Localization and function of bilitranslocase in the basolateral plasma membrane of the proximal renal tubule in the rat.

Bilirubin and phthalein dyes are taken up by the liver via a carrier-mediated mechanism operated at least in part by bilitranslocase (BTL). Because they also undergo renal transport, the presence and function of BTL was investigated in rat renal tubular plasma membrane vesicles. Transport of sulfobromophthalein (BSP) was enriched in basolateral domain of plasma membrane and followed the distribution pattern of Na+-K+-ATPase but not of γ-glutamyltransferase. BSP uptake was inhibited by addition of monospecific antibodies raised against hepatic BTL. As in liver vesicles, BSP transport was electrogenic, being greatly accelerated by addition of valinomycin in presence of an inwardly directed K+ gradient.
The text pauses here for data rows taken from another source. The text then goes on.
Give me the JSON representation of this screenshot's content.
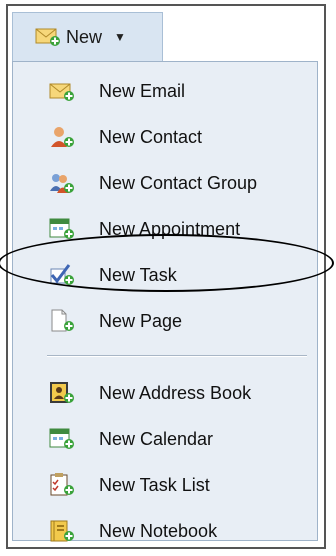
{
  "toolbar": {
    "new_label": "New",
    "new_icon": "new-email-icon",
    "caret": "▼"
  },
  "menu": {
    "items": [
      {
        "label": "New Email",
        "icon": "email-icon"
      },
      {
        "label": "New Contact",
        "icon": "contact-icon"
      },
      {
        "label": "New Contact Group",
        "icon": "contact-group-icon"
      },
      {
        "label": "New Appointment",
        "icon": "appointment-icon"
      },
      {
        "label": "New Task",
        "icon": "task-icon"
      },
      {
        "label": "New Page",
        "icon": "page-icon"
      },
      {
        "label": "New Address Book",
        "icon": "address-book-icon"
      },
      {
        "label": "New Calendar",
        "icon": "calendar-icon"
      },
      {
        "label": "New Task List",
        "icon": "task-list-icon"
      },
      {
        "label": "New Notebook",
        "icon": "notebook-icon"
      }
    ]
  },
  "colors": {
    "menu_bg": "#e8eef5",
    "button_bg": "#d9e5f2",
    "plus_green": "#3aa23a"
  }
}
Apparent K(m) of BSP transport was 17 ± 2 μM (n = 3 expts), one order of magnitude higher than that measured in liver; however, V(max) was similar to that described in liver vesicles (429 ± 18 nmol BSP·mg protein-1·min-1, n = 3 expts). Competitive inhibition was observed with both unconjugated bilirubin (K(i), 2.9 ± 0.2 μM) and rifamycin SV (K(i), 76 ± 10 μM), known competitors for hepatic BTL-mediated transport of BSP. Immunoblotting studies with anti-BTL monospecific antibodies revealed presence of a single positive band only in basolateral-enriched membrane fraction; its apparent molecular mass was 37 kDa, virtually identical to that of hepatic protein. Immunohistochemistry confined presence of BTL to renal proximal tubules (RPT). We conclude that BTL is present in basolateral plasma membrane of RPT cells. Lower affinity of renal, compared with hepatic protein, for substrates might explain the marginal role of kidney in plasma clearance of bilirubin and cholephilic dyes.